Ma c’è dell’altro che la Cina sta operando silenziosamente in questi giorni. Primo, la firma per una nuova concessione petrolifera in Medio Oriente, questa volta con la Adnoc, l’autorità petrolifera nazionale di Abu Dhabi, mossa che sta ampliando il principio di influenza e penetrazione di Pechino nell’area a colpi di miliardi cash, in un contesto che vede i Paesi produttori di greggio costretti a combattere con breakevens fiscali sempre più risicati. Secondo e maggiormente interessante per l’Europa, il fatto che la scorsa settimana la Cina abbia inviato sei droni militari in Serbia, ennesimo e drastico segnale di rottura imminente nel braccio di ferro fra il presidente Aleksandar Vucic e la Nato, dopo l’annuncio di Belgrado di interesse per l’acquisto di batterie anti-missile S-400 dalla Russia. Per la prima volta, la Cina mette militarmente il naso nei Balcani, quindi, arrivando di fatto ai confini estremi d’Europa con la sua tecnologia bellica. E come fa notare Bloomberg, il Presidente serbo ha fatto in modo che l’arrivo dei sei droni avesse la massima eco mediatica, tanto da organizzare una trionfale photo opportunity che ha non poco fatto drizzare le antenne al quartier generale atlantico di Bruxelles. Nonostante la crisi da pandemia abbia rallentato i programmi operativi della Nuova Via della Seta, Pechino ha comunque fatto shopping – diretto o indiretto, ovvero finanziando munificamente governi in crisi strutturale di cassa – di assets strategici come porti, utilities energetiche e aziende di robotica fra il Mediterraneo e il Mar Baltico. In una parola, espansionismo. Ora, poi, l’ipotesi di un Qe in piena regola.
Terzo, come mostra il grafico, su diretta richiesta del Cremlino e con interessata benevolenza in merito da parte di Pechino, la Cina starebbe pagando le esportazioni russe che riceve sempre più in euro rispetto al benchmark del biglietto verde, una chiara indicazione strategica di de-dollarizzazione delle due economie che creano di fatto l’asse portante dell’equilibrio globale alternativo a quello atlantico a guida statunitense.

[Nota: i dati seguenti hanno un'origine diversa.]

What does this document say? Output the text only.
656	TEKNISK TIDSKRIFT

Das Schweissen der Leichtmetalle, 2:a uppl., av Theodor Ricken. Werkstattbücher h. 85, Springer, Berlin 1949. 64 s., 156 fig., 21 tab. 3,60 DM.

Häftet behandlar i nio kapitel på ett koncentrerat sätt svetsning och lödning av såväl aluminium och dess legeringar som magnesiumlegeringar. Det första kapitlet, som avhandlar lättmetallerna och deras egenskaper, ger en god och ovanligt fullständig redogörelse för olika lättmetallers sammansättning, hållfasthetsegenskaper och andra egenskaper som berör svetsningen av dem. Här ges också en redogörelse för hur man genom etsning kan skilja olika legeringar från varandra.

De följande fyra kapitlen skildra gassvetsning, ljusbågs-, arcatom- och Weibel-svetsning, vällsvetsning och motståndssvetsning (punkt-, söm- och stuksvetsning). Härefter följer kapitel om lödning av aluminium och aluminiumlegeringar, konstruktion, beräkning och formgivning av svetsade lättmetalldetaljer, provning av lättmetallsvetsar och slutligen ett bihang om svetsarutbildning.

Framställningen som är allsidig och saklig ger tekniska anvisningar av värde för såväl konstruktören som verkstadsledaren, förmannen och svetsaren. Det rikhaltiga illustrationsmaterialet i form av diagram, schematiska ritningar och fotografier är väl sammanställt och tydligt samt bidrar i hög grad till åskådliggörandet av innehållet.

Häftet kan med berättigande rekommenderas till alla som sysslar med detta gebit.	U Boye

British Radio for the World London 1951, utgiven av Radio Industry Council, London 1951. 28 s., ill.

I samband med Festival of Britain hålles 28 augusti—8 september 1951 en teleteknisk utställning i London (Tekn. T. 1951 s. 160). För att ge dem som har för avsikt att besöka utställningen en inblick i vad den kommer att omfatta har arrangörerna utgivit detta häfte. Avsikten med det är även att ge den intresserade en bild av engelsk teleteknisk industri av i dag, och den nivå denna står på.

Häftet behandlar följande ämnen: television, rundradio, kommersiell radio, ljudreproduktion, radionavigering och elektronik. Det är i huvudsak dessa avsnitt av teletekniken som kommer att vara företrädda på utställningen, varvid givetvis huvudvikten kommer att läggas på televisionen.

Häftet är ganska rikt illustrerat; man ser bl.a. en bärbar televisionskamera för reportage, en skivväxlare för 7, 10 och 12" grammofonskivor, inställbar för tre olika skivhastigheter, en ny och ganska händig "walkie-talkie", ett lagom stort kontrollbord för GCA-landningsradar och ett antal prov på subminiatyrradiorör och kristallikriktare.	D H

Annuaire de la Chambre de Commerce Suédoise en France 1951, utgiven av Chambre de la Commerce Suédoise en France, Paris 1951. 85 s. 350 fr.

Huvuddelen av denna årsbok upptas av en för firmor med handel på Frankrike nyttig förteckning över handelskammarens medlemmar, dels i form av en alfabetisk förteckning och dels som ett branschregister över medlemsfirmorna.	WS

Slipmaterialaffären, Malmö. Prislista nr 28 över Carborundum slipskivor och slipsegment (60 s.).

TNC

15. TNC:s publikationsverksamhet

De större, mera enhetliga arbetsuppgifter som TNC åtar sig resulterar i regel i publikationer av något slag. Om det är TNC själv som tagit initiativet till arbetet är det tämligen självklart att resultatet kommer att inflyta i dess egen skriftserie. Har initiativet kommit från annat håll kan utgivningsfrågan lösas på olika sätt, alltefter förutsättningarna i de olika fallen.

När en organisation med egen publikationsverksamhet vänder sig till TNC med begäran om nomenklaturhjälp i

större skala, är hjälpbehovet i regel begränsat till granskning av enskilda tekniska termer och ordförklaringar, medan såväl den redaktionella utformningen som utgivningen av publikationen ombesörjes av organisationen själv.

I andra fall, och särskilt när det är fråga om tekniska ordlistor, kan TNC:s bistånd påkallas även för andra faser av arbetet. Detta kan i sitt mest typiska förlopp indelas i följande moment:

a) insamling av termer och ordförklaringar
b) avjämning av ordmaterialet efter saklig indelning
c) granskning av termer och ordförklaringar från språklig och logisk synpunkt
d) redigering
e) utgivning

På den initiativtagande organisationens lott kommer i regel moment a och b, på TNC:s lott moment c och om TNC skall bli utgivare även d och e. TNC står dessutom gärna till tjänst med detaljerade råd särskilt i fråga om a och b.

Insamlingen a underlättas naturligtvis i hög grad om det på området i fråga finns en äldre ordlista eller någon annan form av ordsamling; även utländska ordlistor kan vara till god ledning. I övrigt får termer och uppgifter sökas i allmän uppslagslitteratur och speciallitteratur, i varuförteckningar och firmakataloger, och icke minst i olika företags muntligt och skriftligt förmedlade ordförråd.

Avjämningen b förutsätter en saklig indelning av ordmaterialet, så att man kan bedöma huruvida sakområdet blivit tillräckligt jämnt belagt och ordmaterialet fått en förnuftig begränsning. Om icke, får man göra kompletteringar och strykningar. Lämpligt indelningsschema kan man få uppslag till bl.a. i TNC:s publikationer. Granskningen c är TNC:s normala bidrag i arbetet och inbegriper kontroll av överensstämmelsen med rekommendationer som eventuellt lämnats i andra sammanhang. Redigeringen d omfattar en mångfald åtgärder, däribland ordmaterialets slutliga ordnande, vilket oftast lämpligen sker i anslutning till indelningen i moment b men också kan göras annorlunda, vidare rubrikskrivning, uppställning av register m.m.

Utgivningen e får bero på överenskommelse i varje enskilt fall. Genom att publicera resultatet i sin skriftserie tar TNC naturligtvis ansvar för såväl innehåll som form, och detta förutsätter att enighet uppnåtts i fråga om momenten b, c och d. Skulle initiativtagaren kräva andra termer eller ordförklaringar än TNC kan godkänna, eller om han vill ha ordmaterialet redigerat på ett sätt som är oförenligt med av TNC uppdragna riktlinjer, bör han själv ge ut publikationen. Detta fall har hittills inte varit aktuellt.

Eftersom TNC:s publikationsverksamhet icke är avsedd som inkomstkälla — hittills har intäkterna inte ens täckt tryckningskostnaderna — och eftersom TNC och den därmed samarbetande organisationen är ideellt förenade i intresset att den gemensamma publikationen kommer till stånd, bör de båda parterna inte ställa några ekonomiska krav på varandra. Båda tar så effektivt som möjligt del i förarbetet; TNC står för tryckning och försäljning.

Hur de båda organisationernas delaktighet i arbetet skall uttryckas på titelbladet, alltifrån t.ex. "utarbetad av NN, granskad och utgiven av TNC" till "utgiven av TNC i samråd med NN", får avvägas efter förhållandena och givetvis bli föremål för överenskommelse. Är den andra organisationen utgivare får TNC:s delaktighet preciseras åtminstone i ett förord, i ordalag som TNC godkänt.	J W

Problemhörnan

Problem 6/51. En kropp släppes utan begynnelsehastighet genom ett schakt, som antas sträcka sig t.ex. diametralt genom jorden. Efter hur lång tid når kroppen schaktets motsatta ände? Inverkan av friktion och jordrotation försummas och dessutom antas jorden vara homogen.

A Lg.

Attenzione al silenzio cinese, perché spesso è foriero di vera tempesta più del coreografico frastuono di tuoni e fulmini premonitori che solitamente caratterizza le mosse Usa. L’Europa, come al solito, pare assorta in altro. Tranne la Germania, Presidente di turno, la cui reazione pavloviana ed estremamente negativa all’annuncio russo del vaccino anti-Covid tradisce tensione interna sulla collocazione di politica estera. E il timore che la October surprise da molti prevista come evento catalizzante prima del voto presidenziale Usa del 3 novembre abbia proprio l’Europa – e soprattutto Berlino, con la sua lettera scarlatta legata a Nord Stream 2 – come obiettivo e protagonista.